High on Hope

Is the market full of hot air?

Photo: Davide. Source: Pixabay

Some portions may be. Some shares are so puffed up it doesn’t look like the companies can ever justify their valuations. As an example, take LinkedIn. The professional networking darling went public in 2011 and didn’t look back. The stock’s been on a tear, rising almost 5 times—a 45% annualized return.

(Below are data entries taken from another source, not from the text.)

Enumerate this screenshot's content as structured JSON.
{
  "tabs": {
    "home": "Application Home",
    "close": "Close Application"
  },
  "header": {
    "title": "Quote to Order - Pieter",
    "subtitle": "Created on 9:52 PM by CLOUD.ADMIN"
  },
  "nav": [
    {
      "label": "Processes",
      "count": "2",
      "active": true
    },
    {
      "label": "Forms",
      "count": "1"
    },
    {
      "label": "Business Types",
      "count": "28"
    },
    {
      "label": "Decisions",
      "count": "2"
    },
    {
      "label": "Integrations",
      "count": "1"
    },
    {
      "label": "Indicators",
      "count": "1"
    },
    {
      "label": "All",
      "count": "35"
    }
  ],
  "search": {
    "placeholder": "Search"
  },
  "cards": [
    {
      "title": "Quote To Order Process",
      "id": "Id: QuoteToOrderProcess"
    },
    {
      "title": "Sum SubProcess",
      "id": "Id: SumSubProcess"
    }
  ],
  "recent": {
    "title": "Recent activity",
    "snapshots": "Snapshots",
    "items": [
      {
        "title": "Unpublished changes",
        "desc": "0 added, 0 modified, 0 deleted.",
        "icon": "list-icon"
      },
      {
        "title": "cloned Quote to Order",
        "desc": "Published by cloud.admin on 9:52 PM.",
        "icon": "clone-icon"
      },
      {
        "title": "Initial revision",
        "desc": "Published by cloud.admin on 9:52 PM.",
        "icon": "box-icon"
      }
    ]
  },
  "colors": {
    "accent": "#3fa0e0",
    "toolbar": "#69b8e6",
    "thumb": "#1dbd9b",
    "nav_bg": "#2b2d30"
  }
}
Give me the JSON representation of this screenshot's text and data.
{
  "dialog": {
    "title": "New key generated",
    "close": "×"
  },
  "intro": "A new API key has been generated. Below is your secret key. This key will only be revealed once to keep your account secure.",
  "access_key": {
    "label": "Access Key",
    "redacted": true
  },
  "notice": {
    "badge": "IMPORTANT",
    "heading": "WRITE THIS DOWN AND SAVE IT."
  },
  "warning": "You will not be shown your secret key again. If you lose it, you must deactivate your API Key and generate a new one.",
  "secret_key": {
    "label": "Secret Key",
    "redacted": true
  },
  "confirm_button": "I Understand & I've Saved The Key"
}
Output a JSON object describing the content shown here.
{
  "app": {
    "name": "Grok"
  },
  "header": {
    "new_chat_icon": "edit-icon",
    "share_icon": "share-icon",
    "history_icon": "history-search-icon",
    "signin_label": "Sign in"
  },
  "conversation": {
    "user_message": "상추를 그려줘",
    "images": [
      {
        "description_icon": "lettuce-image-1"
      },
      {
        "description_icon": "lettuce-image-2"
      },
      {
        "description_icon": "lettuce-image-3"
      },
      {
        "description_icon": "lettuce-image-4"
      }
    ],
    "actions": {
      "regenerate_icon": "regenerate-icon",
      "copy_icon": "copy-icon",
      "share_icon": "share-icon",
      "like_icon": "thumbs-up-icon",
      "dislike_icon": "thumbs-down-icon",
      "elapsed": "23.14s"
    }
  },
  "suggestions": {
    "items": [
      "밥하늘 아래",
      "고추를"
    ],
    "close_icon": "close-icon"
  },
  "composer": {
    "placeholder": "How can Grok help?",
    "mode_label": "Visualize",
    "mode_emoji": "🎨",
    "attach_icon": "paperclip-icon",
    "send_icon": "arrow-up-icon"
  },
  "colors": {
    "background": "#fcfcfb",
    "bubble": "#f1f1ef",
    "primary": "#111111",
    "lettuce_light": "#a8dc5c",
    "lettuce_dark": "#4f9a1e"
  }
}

But what’s next? The firm is priced at over 100 times this year’s expected earnings, and over 60 times next year’s. Even if they earned a placement fee on every hire in the country, they’d still be overvalued. The last time insiders bought shares—except for exercising options—was in 2011, when the stock was below 100. Lately, all they’ve done is sell.

Source: Bloomberg

Some have called these companies—LinkedIn, Netflix, Salesforce.com—“hopium” stocks. They trade based on the hopes and dreams of their retail investors, and give them a “rush” every time they go up. They generate lots of noise. And investors get the shakes every time their shares swoon. They should be part of an Exchange Traded Fund, with the ticker H-O-P-E.

Valuation matters. When shares are overpriced, the path of least resistance is down. The market may be fairly valued, but that doesn’t mean every value is fair. If you buy something without regard to value—just hoping to sell it later at a higher price—that’s the “Greater Fool Theory.” And if there’s no one left to buy it from you, you’re the greater fool.